Going into the Liberal policy conference in Montreal last weekend, the papers were full of comparisons to the Aylmer conference of 1991, or even the Kingston conference of 1960—places of lore, where deep thinkers conjured up new ideas that later propelled the party to victory.
This is how the media imagines policy is born. You close the doors, pour some coffee, and brainstorm for a few hours, like advertising copywriters on a deadline, until a new idea pops into your head. The new idea is so obviously superior to the old that you are elected. Or, conversely, parties fail to meet the media’s demand for “new ideas” and are condemned to electoral hell.
By that standard, the conference was a failure: the only “new idea” to emerge from Montreal was a proposal to freeze corporate tax rates. But perhaps that wasn’t the point. Perhaps the point of the conference was rather to educate Liberals in some unpleasant realities: fiscal, social, political. The point, it seemed to me, was to tell them this wasn’t Kingston. The country’s problems are much different than those it faced in 1960, and so are the solutions.

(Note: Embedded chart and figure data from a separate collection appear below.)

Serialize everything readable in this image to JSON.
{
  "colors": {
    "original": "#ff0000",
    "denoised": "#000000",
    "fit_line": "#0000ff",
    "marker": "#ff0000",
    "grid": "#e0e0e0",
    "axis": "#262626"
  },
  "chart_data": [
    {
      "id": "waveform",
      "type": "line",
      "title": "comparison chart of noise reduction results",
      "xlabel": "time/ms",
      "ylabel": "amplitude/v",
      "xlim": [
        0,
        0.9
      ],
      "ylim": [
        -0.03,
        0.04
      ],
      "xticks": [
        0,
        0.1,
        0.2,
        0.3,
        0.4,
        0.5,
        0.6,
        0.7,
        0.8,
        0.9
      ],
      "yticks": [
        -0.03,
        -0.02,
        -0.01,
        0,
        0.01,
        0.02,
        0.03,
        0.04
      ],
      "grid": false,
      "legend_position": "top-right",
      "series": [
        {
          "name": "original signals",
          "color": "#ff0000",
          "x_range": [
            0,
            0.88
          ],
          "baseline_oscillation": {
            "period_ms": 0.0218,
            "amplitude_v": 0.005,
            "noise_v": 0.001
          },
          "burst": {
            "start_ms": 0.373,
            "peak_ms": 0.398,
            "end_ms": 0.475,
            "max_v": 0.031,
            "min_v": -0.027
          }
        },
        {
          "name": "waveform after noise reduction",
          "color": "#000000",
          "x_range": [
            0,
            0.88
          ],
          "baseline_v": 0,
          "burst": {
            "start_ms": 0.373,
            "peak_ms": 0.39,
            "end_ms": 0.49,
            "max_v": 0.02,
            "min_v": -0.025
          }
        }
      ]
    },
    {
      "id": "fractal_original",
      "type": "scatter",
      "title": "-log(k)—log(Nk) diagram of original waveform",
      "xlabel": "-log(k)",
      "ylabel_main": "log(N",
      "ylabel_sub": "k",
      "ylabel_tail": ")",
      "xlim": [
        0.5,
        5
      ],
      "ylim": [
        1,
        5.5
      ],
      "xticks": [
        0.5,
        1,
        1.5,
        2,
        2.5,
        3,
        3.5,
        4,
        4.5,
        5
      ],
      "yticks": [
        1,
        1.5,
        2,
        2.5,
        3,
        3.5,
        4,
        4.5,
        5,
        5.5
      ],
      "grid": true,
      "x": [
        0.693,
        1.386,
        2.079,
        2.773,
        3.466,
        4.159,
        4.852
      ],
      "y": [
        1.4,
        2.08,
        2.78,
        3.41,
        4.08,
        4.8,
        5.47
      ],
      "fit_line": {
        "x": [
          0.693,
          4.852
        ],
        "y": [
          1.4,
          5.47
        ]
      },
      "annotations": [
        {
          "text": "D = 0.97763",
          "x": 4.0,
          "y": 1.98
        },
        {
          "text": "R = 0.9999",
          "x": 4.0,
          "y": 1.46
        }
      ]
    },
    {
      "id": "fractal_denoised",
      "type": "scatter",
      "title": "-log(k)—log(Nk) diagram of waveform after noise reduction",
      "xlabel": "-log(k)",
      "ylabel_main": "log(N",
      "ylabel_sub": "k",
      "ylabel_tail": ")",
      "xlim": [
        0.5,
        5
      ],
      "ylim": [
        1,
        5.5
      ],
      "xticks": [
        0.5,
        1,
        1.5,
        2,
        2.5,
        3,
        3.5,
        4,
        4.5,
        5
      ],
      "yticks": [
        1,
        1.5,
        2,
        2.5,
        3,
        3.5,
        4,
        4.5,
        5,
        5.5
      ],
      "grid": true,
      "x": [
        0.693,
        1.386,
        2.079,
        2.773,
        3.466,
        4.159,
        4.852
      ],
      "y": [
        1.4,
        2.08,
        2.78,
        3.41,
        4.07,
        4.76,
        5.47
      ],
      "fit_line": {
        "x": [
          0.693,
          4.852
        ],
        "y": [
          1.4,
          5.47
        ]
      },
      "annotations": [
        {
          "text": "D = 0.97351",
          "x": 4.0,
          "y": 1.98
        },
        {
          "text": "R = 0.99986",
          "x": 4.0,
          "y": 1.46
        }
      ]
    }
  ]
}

Which is to say: the Liberal party itself is in a vastly different place than it was then. In 1960, the intellectual winds were blowing the party’s way. The solutions it proposed—public health care, public pensions, a vast expansion of the welfare state—were on the leading edge of contemporary thinking. By 1991, they were playing catch-up, grudgingly accepting the wisdom of free trade and balanced budgets. But against an exhausted Conservative government, it proved enough.
Today the situation is far more dire. In 1960 or 1991, it was still possible for Liberals to hope that, with a turn in the political tides, they could be carried back to power in relatively short order. In 2010, that is a harder case to make. Much is made of the failings of their current leader, Michael Ignatieff, as much was made of the failings of the last, and of the one before that. But the truth is that the Natural Governing Party is in the grip of a historic political realignment, which it is all but powerless to resist.
The only surprise is that we did not see it coming long ago. As recently as 2003, it was still common to refer to the Liberal party as an unstoppable political dynasty, and to Canada as a system almost of one-party rule. Yet that impressive imperial facade concealed deep fissures. The Liberal empire was cracking up, and had been for more than 50 years.
Go back to 1949. In that year’s election, the first under Louis St. Laurent, the Liberals took 191 of 262 seats to win their fourth straight majority. More impressively, they won a majority of the seats in every region: Ontario, Quebec, the West, and Atlantic Canada. Today they control only the last.
The West was the first to go. The Liberals’ western caucus was cut to single digits in 1957, then obliterated in the Diefenbaker sweep the following year, a calamity from which it has never recovered: 1949 was in fact the last time the Liberals carried the West. In most elections since they have struggled to win a dozen seats.
But that was not so much of a problem for the party, so long as it maintained its historic lock on Quebec. The Liberals won six of seven elections from 1963 through 1980, yet only once (1968) carried the rest of Canada. The difference was Quebec: under Pierre Trudeau, the Liberals routinely racked up more than two-thirds of the seats in the province. But the Mulroney sweep of 1984 ended that, and the party has never really recovered there, either.